In a world populated by anthropomorphic animals, herbivores and carnivores coexist with each other. For the adolescents of Cherryton Academy, school life is filled with hope, romance, distrust, and uneasiness.
The main character is Legoshi the Gray Wolf, a member of the drama club. Despite his menacing appearance, he has a very gentle heart. Throughout most of his life, he has always been an object of fear and hatred by other animals, and he's been quite accustomed to that lifestyle. But soon, he finds himself becoming more involved with his fellow classmates who have their own share of insecurities and finds his life in school changing slowly.
Netflix has it licensed, but hasn't started airing it yet for some reason, despite it being a few episodes in in Japan.
Who the hell even does stop motion outside of Ardman anymore? And in an anime of all places????
I'll give this a shot. Character designs are choice. Premise seems to hew pretty close to Zootopia except as a school drama rather than a crime drama, which is okay. I liked Zootopia well enough. It being an anime rather than a Disney film means it'll probably get a lot more grim, though, which can be a mixed bag, but we'll see how that goes.
Who the hell even does stop motion outside of Ardman anymore? And in an anime of all places????

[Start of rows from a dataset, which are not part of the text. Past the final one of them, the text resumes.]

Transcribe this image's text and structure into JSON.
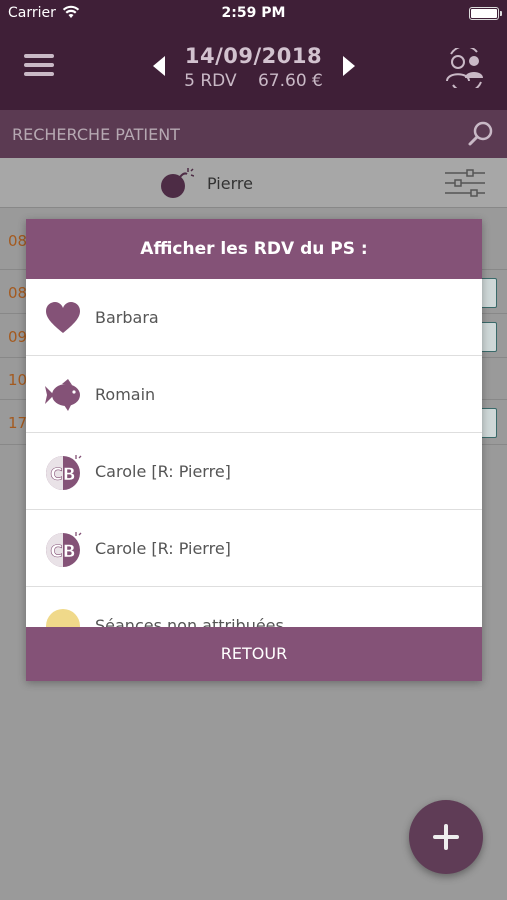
{
  "status_bar": {
    "carrier": "Carrier",
    "time": "2:59 PM"
  },
  "header": {
    "date": "14/09/2018",
    "rdv_count": "5 RDV",
    "amount": "67.60 €"
  },
  "search": {
    "placeholder": "RECHERCHE PATIENT"
  },
  "filter": {
    "practitioner": "Pierre"
  },
  "appointments": [
    "08",
    "08",
    "09",
    "10",
    "17"
  ],
  "modal": {
    "title": "Afficher les RDV du PS :",
    "items": [
      {
        "label": "Barbara",
        "icon": "heart-icon"
      },
      {
        "label": "Romain",
        "icon": "fish-icon"
      },
      {
        "label": "Carole [R: Pierre]",
        "icon": "cb-avatar-icon"
      },
      {
        "label": "Carole [R: Pierre]",
        "icon": "cb-avatar-icon"
      },
      {
        "label": "Séances non attribuées",
        "icon": "circle-icon"
      }
    ],
    "footer": "RETOUR"
  },
  "colors": {
    "header_bg": "#3f1f37",
    "accent": "#845277",
    "fab": "#5f3c56"
  }
}
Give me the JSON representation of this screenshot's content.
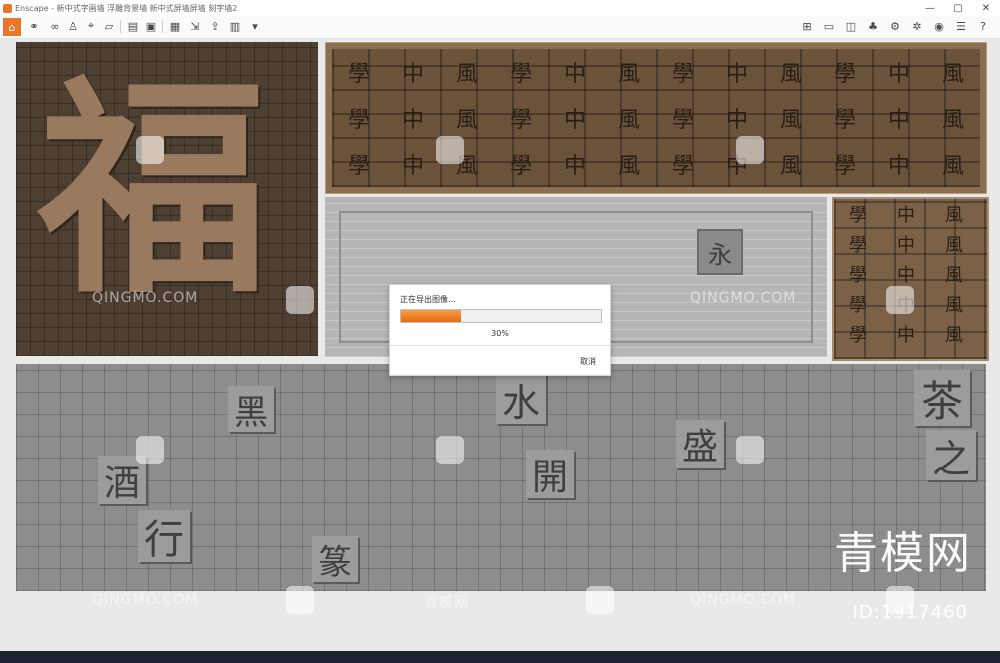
{
  "app": {
    "title": "Enscape - 新中式字画墙 浮雕背景墙 新中式屏墙屏墙 刻字墙2",
    "window_controls": [
      "—",
      "▢",
      "✕"
    ],
    "accent": "#e8762b"
  },
  "toolbar": {
    "left_icons": [
      "home-icon",
      "link-icon",
      "binoculars-icon",
      "person-icon",
      "map-pin-icon",
      "bookmark-icon",
      "clapper-icon",
      "screenshot-icon",
      "batch-render-icon",
      "export-icon",
      "upload-icon",
      "layout-icon"
    ],
    "right_icons": [
      "map-icon",
      "panorama-icon",
      "cube-icon",
      "assets-icon",
      "settings-icon",
      "eye-icon",
      "gear-icon",
      "help-icon"
    ]
  },
  "scene": {
    "dark_panel_glyph": "福",
    "wood_seals": [
      "學",
      "中",
      "風",
      "學",
      "中",
      "風",
      "學",
      "中",
      "風",
      "學",
      "中",
      "風",
      "學",
      "中",
      "風",
      "學",
      "中",
      "風",
      "學",
      "中",
      "風",
      "學",
      "中",
      "風",
      "學",
      "中",
      "風",
      "學",
      "中",
      "風",
      "學",
      "中",
      "風",
      "學",
      "中",
      "風"
    ],
    "small_wood_seals": [
      "學",
      "中",
      "風",
      "學",
      "中",
      "風",
      "學",
      "中",
      "風",
      "學",
      "中",
      "風",
      "學",
      "中",
      "風"
    ],
    "grey_box_glyph": "永",
    "stone_chars": [
      "黑",
      "水",
      "茶",
      "之",
      "酒",
      "行",
      "盛",
      "開",
      "篆"
    ],
    "watermark": "QINGMO.COM",
    "watermark_cn": "青模网",
    "brand": "青模网",
    "id_label": "ID:1917460"
  },
  "dialog": {
    "message": "正在导出图像...",
    "progress": 0.3,
    "percent_label": "30%",
    "cancel_label": "取消"
  }
}
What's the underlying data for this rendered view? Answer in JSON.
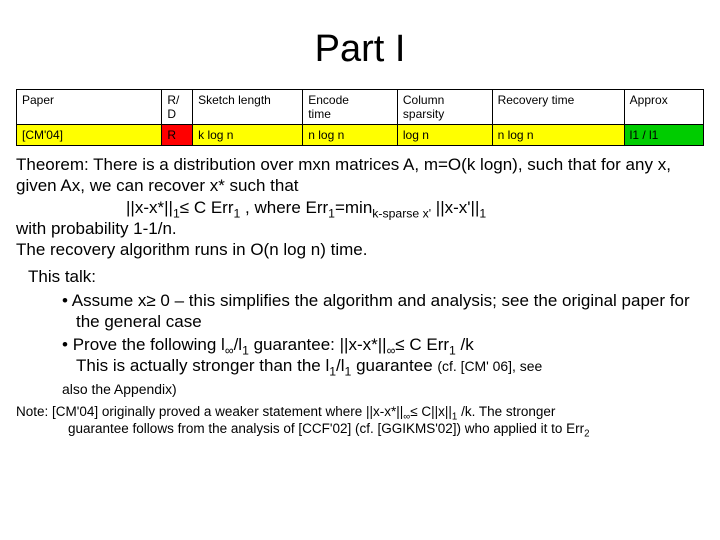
{
  "title": "Part I",
  "table": {
    "headers": [
      "Paper",
      "R/\nD",
      "Sketch length",
      "Encode time",
      "Column sparsity",
      "Recovery time",
      "Approx"
    ],
    "row_cm": {
      "paper": "[CM'04]",
      "rd": "R",
      "sketch": "k log n",
      "encode": "n log n",
      "sparsity": "log n",
      "recovery": "n log n",
      "approx": "l1 / l1"
    }
  },
  "theorem": {
    "p1": "Theorem: There is a distribution over mxn matrices A, m=O(k logn), such that for any x, given Ax, we can recover x* such that",
    "eq_pre": "||x-x*||",
    "eq_sub1": "1",
    "eq_mid": "≤ C Err",
    "eq_sub2": "1",
    "eq_comma": " , where Err",
    "eq_sub3": "1",
    "eq_min": "=min",
    "eq_min_sub": "k-sparse  x'",
    "eq_tail": " ||x-x'||",
    "eq_sub4": "1",
    "p2": "with probability 1-1/n.",
    "p3": "The recovery algorithm runs in O(n log n) time."
  },
  "talk": {
    "heading": "This talk:",
    "b1": "Assume x≥ 0 – this simplifies the algorithm and analysis; see the original paper for the general case",
    "b2_pre": "Prove the following l",
    "b2_inf": "∞",
    "b2_slash": "/l",
    "b2_sub1": "1",
    "b2_gaur": " guarantee: ||x-x*||",
    "b2_subinf": "∞",
    "b2_le": "≤ C Err",
    "b2_sub2": "1",
    "b2_k": " /k",
    "b2_line2a": "This is actually stronger than the l",
    "b2_line2_sub1": "1",
    "b2_line2b": "/l",
    "b2_line2_sub2": "1",
    "b2_line2c": " guarantee ",
    "b2_line2_cf": "(cf. [CM' 06], see",
    "b2_line3": "also the Appendix)"
  },
  "note": {
    "l1a": "Note: [CM'04] originally proved a weaker statement where ||x-x*||",
    "l1_subinf": "∞",
    "l1b": "≤ C||x||",
    "l1_sub1": "1",
    "l1c": " /k. The stronger",
    "l2a": "guarantee follows from the analysis of [CCF'02] (cf. [GGIKMS'02]) who applied it to Err",
    "l2_sub": "2"
  }
}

I'll give this a shot. Character designs are choice. Premise seems to hew pretty close to Zootopia except as a school drama rather than a crime drama, which is okay. I liked Zootopia well enough. It being an anime rather than a Disney film means it'll probably get a lot more grim, though, which can be a mixed bag, but we'll see how that goes.
I think it's both. The trailer I posted makes it look like someone gets murdered.
I'm not opposed to grimness and violence. It just needs to not wallow in it. And I think setting it in a high school with minimal secret magical bullshit happening could be a good buffer against that kind of stuff. But again, time will tell.
I said this before, but it can't be overstated just how very LITTLE anime where the main characters are anthro animals. Maybe a few with them as sidekicks, but the entire main cast being talking animals is super rare. If there is one, they tend to be pre-school stuff.
From what I know of "Beastars", though, it is definitely an adult anime
Beastars seems a bit too violent/grim for my own tastes, but we're getting another furry anime next year from the Little Witch Academia director and it's probably gonna slap
Netflix has it licensed, but hasn't started airing it yet for some reason, despite it being a few episodes in in Japan.
I thought Netflix didn't do the simulcast thing to begin with; last couple of times I was interested in an anime that Netflix ended up getting the license for, they waited until the shows finished their runs in Japan before streaming the localized versions.
Beastars seems a bit too violent/grim for my own tastes, but we're getting another furry anime next year from the Little Witch Academia director and it's probably gonna slap
Trailer out.
Unfortunately, it's going to netflix, which means it won't be simulcast.
I made it a point to avoid discussing that within my own comic. The few times I did, I just used made-up fantasy animals as the source of meat, like unicorns.
Bestars isn't what I expected. Trailer plays up the murder mystery, but 5 episodes in, and the murder really isn't part of the narrative, other than occasionally bringing up the name of the person who was killed.
It's mostly just high school drama with some really depressed animal people. There's also a theater club.
I also like how there's more than just mammals. It's mostly mammals, but I've spotted a lizard, and there are a few birds.
I made it a point to avoid discussing that within my own comic. The few times I did, I just used made-up fantasy animals as the source of meat, like unicorns.
zootopia doesn't really concern itself much with the eating part of the predator/prey divide and the fact that the outsiders are "predators" has a lot more to do with trying to answer racist propaganda that depicted black and brown people with animalistic and predatory instincts than any actual morality about eating meat. zootopia was not perfect at this, it had a very neoliberal 'just try to counteract racism, don't think too much about how it started or why its here' final message.
beastars if i'm reading the first season right is very much reading sexual needs into the predator and prey relationship, and in particular is concerned about the sex industry w/r/t prey, and how it literally consumes people.